JAKARTA - Presiden Amerika Serikat (AS) Donald Trump resmi menetapkan tarif resiprokal 19% bagi produk dari Indonesia, dipangkas dari sebelumnya sebesar 32%. Namun, untuk mendapatkan tarif lebih rendah ini ada syarat yang wajib dipenuhi Indonesia. Pertama, ekspor dari AS ke Indonesia tidak akan dikenai tarif. Indonesia juga harus meningkatkan impor dari AS.

Kepada Validnews, Kamis (17/7), Direktur Eksekutif Center of Economic and Law Studies (Celios) Bhima Yudhistira menilai tarif 19% memang menguntungkan bagi ekspor produk alas kaki, pakaian jadi, CPO, dan karet. Namun, terdapat risiko tinggi bagi neraca dagang Indonesia, khususnya migas.

Pasalnya, ia menjelaskan, impor produk dari AS akan membengkak, terutama sektor migas, produk elektronik, suku cadang pesawat, serealia (gandum dan sebagainya), serta produk farmasi.
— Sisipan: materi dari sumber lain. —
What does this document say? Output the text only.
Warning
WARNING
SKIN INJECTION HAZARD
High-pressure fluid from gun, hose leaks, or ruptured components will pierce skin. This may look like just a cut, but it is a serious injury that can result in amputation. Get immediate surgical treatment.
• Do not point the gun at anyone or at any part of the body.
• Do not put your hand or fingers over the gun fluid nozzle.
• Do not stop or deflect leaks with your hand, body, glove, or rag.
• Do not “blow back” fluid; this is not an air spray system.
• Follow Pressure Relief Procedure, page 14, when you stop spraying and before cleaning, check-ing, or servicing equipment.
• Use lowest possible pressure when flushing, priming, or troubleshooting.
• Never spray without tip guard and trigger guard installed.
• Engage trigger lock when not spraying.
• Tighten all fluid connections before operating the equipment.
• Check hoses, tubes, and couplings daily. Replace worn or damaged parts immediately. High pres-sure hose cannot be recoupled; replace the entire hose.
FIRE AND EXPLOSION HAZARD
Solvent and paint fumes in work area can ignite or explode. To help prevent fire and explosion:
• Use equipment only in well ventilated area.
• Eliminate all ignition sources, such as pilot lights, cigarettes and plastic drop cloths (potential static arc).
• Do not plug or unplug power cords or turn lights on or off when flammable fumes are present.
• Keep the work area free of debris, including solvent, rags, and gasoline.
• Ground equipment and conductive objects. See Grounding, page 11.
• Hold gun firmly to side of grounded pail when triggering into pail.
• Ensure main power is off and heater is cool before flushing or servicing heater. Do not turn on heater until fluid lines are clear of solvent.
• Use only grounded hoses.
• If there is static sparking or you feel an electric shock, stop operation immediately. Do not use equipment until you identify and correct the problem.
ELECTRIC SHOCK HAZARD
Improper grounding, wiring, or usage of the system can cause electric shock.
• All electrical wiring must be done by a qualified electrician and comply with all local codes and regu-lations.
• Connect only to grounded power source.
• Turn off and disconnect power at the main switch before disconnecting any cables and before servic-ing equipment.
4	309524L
Tercatat, sepanjang 2024, total impor lima jenis produk ini mencapai US$5,37 miliar atau setara Rp87,3 triliun.

"Yang harus dimonitor adalah pelebaran defisit migas, menekan kurs rupiah dan menyebabkan postur subsidi RAPBN 2026 untuk energi meningkat tajam," tegas kata Bhima kepada Validnews, Kamis (17/7).

Menurut Bhima, alokasi subsidi energi 2026 yang sedang diajukan pemerintah Rp203,4 triliun tidaklah cukup karena setidaknya butuh Rp300-320 triliun. Apalagi, ketergantungan impor BBM dan LPG makin besar.

"Dengan outlook pelebaran defisit migas, sudah saatnya Indonesia mempercepat transisi dari ketergantungan fossil," imbuhnya.

Baca Juga: Pengamat: Batalkan Shifting Impor Minyak Ke AS

Bhima menuturkan, ketergantungan impor minyak sudah membebani APBN, dan ada kekhawatiran ujungnya Indonesia harus beli minyak dari AS lebih mahal dari harga pasar karena terikat hasil negosiasi dagang.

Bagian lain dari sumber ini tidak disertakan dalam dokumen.